Dirigentes de la oposición de Quilmes denunciaron en la fiscalía de turno un hecho que identificaron como «persecución política». Según manifestaron: «Hace 20 días estábamos acompañando a una delegación de ATE por un reclamo que vienen haciendo desde enero, luego del despidos de 500 trabajadores de la municipalidad, por la reincorporación de dos delegados y una delegada de ATE», relata Eva Stolzing, del FPV-PJ. Y agrega: «Como la Justicia falló a su favor, fuimos a la dirección de personal para saber si habían sido notificados y ver de qué manera la municipalidad iba a instrumentar la reincorporación de los trabajadores».


Según contaron los presentes, entre los que se encontraban los también concejales David Gutiérrez (Polo Social) y Gabriela Fernández (GEN), tres hombres comenzaron a sacarles fotos dentro del palacio municipal. «Los compañeros de ATE hicieron una marcha al otro día y uno de los que sacaba fotos estaba uniformado en el operativo de la bonaerense custodiando el poder judicial», explicó la edil.
Por su parte, Gutiérrez aseguró que «lo tomé con naturalidad. Los había visto antes pero pensé que eran de ATE. Lo que da bronca es, justamente, naturalizar estas acciones. Nos acostumbramos a esto porque en Quilmes cuando se tuvo que reprimir, no hubo problemas; y cuando a los trabajadores les objetaron los que hacían en sus redes sociales, tampoco. El mensaje que está dando hoy la fuerza política es que tienen libertad de acción. Por eso este no es un caso aislado.
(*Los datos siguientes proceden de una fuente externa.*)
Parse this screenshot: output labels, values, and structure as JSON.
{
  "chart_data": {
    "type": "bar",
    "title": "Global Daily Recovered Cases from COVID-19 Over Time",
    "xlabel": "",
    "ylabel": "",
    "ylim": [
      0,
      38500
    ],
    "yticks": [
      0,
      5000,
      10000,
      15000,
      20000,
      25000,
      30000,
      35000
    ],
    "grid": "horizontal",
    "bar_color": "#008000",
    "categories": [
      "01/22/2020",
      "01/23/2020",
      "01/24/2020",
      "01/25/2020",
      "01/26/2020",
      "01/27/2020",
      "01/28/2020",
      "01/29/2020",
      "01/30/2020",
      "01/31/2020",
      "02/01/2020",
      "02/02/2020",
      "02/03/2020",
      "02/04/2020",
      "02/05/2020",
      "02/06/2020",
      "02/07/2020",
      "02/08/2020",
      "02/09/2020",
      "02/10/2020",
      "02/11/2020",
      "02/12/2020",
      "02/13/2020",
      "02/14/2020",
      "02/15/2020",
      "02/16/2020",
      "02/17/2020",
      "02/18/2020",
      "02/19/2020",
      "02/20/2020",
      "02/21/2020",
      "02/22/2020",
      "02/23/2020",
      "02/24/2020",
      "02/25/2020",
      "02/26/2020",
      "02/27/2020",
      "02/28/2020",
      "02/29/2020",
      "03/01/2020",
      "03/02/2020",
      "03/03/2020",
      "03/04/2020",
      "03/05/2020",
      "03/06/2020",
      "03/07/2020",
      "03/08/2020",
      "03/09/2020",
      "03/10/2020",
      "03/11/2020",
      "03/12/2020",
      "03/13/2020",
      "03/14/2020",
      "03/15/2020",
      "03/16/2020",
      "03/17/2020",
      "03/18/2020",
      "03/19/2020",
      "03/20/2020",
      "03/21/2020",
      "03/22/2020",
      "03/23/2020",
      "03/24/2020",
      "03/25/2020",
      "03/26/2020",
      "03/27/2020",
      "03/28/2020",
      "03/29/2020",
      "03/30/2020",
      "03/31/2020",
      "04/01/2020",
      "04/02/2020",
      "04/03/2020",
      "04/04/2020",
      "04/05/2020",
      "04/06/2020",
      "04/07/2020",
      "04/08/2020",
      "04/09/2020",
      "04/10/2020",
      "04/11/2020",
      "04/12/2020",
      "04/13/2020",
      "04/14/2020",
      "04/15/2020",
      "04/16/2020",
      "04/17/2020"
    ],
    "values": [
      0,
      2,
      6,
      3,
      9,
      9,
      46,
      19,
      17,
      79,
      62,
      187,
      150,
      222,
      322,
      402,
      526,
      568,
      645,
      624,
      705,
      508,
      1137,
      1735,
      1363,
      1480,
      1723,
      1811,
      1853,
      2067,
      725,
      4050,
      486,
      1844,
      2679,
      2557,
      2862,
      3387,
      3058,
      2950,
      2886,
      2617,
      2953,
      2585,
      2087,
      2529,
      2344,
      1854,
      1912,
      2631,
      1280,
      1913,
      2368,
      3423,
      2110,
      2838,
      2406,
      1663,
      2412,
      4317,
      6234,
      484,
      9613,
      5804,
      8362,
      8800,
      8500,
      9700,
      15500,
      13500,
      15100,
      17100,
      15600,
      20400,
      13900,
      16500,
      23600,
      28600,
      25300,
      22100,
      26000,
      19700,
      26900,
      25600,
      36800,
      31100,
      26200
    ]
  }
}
Hay que estar alerta y romper con esta forma que tienen de querer neutralizarte el pensamiento».
Pese a que nadie del Gobierno local hizo mención de lo ocurrido, los concejales aseguran que la presencia de inteligencia en el municipio es algo habitual. Stolzing sostiene que «ante cada movilización al edificio municipal, la seguridad cierra todas las entradas y la gente que va a hacer algún trámite, no puede ingresar por ninguno de los accesos. Además, desde hace 15 días, en jornadas normales, las personas que entran con mochilas o carteras son requisadas por personal de seguridad o la policía».
Finalmente, la concejal pidió «que se investigue si eran miembros de la policía. Lo que queremos es saber por orden de quién estaban ahí. Hay una persecución política y queremos las respuestas del caso».